Bisnis.com, SURABAYA - Gerakan nasional nontunai yang digencarkan Bank Indonesia dinilai sebagai salah satu opsi untuk membantu menekan peredaran uang palsu.
Hestu Wibowo selaku Kepala Divisi Sistem Pembayaran, Komunikasi dan Layanan Publik Kantor Perwakilan Bank Indonesia Provinsi Jawa Timur mengatakan peredaran uang yang tidak dilakukan secara tunai bisa meminimalisir potensi pemalsuan rupiah.
“Belakangan ditemukan lagi aksi penemuan uang palsu di Jawa Timur, seperti yang pada bulan lalu di Bandara Juanda,” ucapnya di sela acara bincang-bincang media di Kantor BI Jatim, Surabaya, Rabu (24/2/2016).
Gerakan Nasional Nontunai (GNNT) digarap Bank Indonesia bekerja sama dengan 15 perbankan. Adapun bank yang terlibat di antaranya, PT Bank Mandiri (Persero) Tbk., PT BNI (Persero) Tbk., PT Bank Rakyat Indonesia (Persero) Tbk., PT Bank Central Asia Tbk., dan PT Bank Danamon Tbk.
Sosialisasi GNNT sebetulnya sudah dilakukan BI sejak 14 Agustus 2015. Program ini fokus utamanya untuk mengedukasi masyarakat tentang jasa sistem pembayaran di Tanah Air.

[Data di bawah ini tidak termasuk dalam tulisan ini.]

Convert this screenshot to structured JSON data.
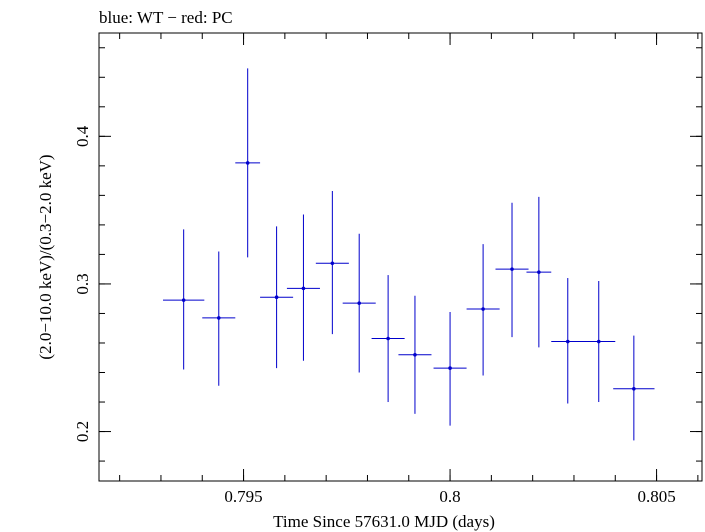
{
  "chart_data": {
    "type": "scatter",
    "title": "blue: WT − red: PC",
    "xlabel": "Time Since 57631.0 MJD (days)",
    "ylabel": "(2.0−10.0 keV)/(0.3−2.0 keV)",
    "xlim": [
      0.7915,
      0.8061
    ],
    "ylim": [
      0.1665,
      0.47
    ],
    "x_ticks": [
      {
        "value": 0.795,
        "label": "0.795"
      },
      {
        "value": 0.8,
        "label": "0.8"
      },
      {
        "value": 0.805,
        "label": "0.805"
      }
    ],
    "y_ticks": [
      {
        "value": 0.2,
        "label": "0.2"
      },
      {
        "value": 0.3,
        "label": "0.3"
      },
      {
        "value": 0.4,
        "label": "0.4"
      }
    ],
    "x_minor_step": 0.001,
    "y_minor_step": 0.02,
    "series": [
      {
        "color": "#0000cc",
        "points": [
          {
            "x": 0.79355,
            "xerr": 0.0005,
            "y": 0.289,
            "yerr_low": 0.047,
            "yerr_high": 0.048
          },
          {
            "x": 0.7944,
            "xerr": 0.0004,
            "y": 0.277,
            "yerr_low": 0.046,
            "yerr_high": 0.045
          },
          {
            "x": 0.7951,
            "xerr": 0.0003,
            "y": 0.382,
            "yerr_low": 0.064,
            "yerr_high": 0.064
          },
          {
            "x": 0.7958,
            "xerr": 0.0004,
            "y": 0.291,
            "yerr_low": 0.048,
            "yerr_high": 0.048
          },
          {
            "x": 0.79645,
            "xerr": 0.0004,
            "y": 0.297,
            "yerr_low": 0.049,
            "yerr_high": 0.05
          },
          {
            "x": 0.79715,
            "xerr": 0.0004,
            "y": 0.314,
            "yerr_low": 0.048,
            "yerr_high": 0.049
          },
          {
            "x": 0.7978,
            "xerr": 0.0004,
            "y": 0.287,
            "yerr_low": 0.047,
            "yerr_high": 0.047
          },
          {
            "x": 0.7985,
            "xerr": 0.0004,
            "y": 0.263,
            "yerr_low": 0.043,
            "yerr_high": 0.043
          },
          {
            "x": 0.79915,
            "xerr": 0.0004,
            "y": 0.252,
            "yerr_low": 0.04,
            "yerr_high": 0.04
          },
          {
            "x": 0.8,
            "xerr": 0.0004,
            "y": 0.243,
            "yerr_low": 0.039,
            "yerr_high": 0.038
          },
          {
            "x": 0.8008,
            "xerr": 0.0004,
            "y": 0.283,
            "yerr_low": 0.045,
            "yerr_high": 0.044
          },
          {
            "x": 0.8015,
            "xerr": 0.0004,
            "y": 0.31,
            "yerr_low": 0.046,
            "yerr_high": 0.045
          },
          {
            "x": 0.80215,
            "xerr": 0.0003,
            "y": 0.308,
            "yerr_low": 0.051,
            "yerr_high": 0.051
          },
          {
            "x": 0.80285,
            "xerr": 0.0004,
            "y": 0.261,
            "yerr_low": 0.042,
            "yerr_high": 0.043
          },
          {
            "x": 0.8036,
            "xerr": 0.0004,
            "y": 0.261,
            "yerr_low": 0.041,
            "yerr_high": 0.041
          },
          {
            "x": 0.80445,
            "xerr": 0.0005,
            "y": 0.229,
            "yerr_low": 0.035,
            "yerr_high": 0.036
          }
        ]
      }
    ],
    "grid": false,
    "legend": "none"
  }
}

Bank Indonesia berkewajiban menggalakkannya karena berperan sebagai pengawas kegiatan sistem pembayaran.
Sementara itu menyangkut peredaran uang palsu di Jawa Timur, Hestu mengakui GNNT hanya satu instrumen yang bisa dipakai untuk memperkecil peluang peredaran. Sebetulnya kesadaran masyarakat yang semakin tinggi terhadap sistem pembayaranlah yang paling penting.
“Kesadaran masyarakat ini juga berangkat dari sosialisasi program 3D, yaitu dilihat, diraba, dan diterawang saat menerima uang,” ujar dia.
BI meyakini semakin banyak kasus pemalsuan yang terjadi belakangan ini bukan disebabkan kasusnya yang meningkat. Sejak era Orde Baru aksi semacam ini sudah ada tetapi tidak banyak dipublikasikan media, seperti halnya isu korupsi.
Namun sejalan dengan era keterbukaan informasi, beragam kasus termasuk korupsi dan pemalsuan uang jadi sering diangkat ke permukaan. Adapun menyangkut kasus pemalsuan di Jawa Timur, analisa BI, uang palsu yang ditemukan kemungkinan sisa dari aksi serangan fajar saat pilkada.
Salah satu kasus pemalsuan yang ada di Jawa Timur belum lama ini terjadi di Bandara Internasional Juanda Sidoarjo. Tersangka adalah dua calon penumpang tujuan Pangkal Pinang, ditemukan dengan barang bukti uang palsu pecahan Rp100.000-an dan Rp50.000 nilainya sekitar Rp109 juta.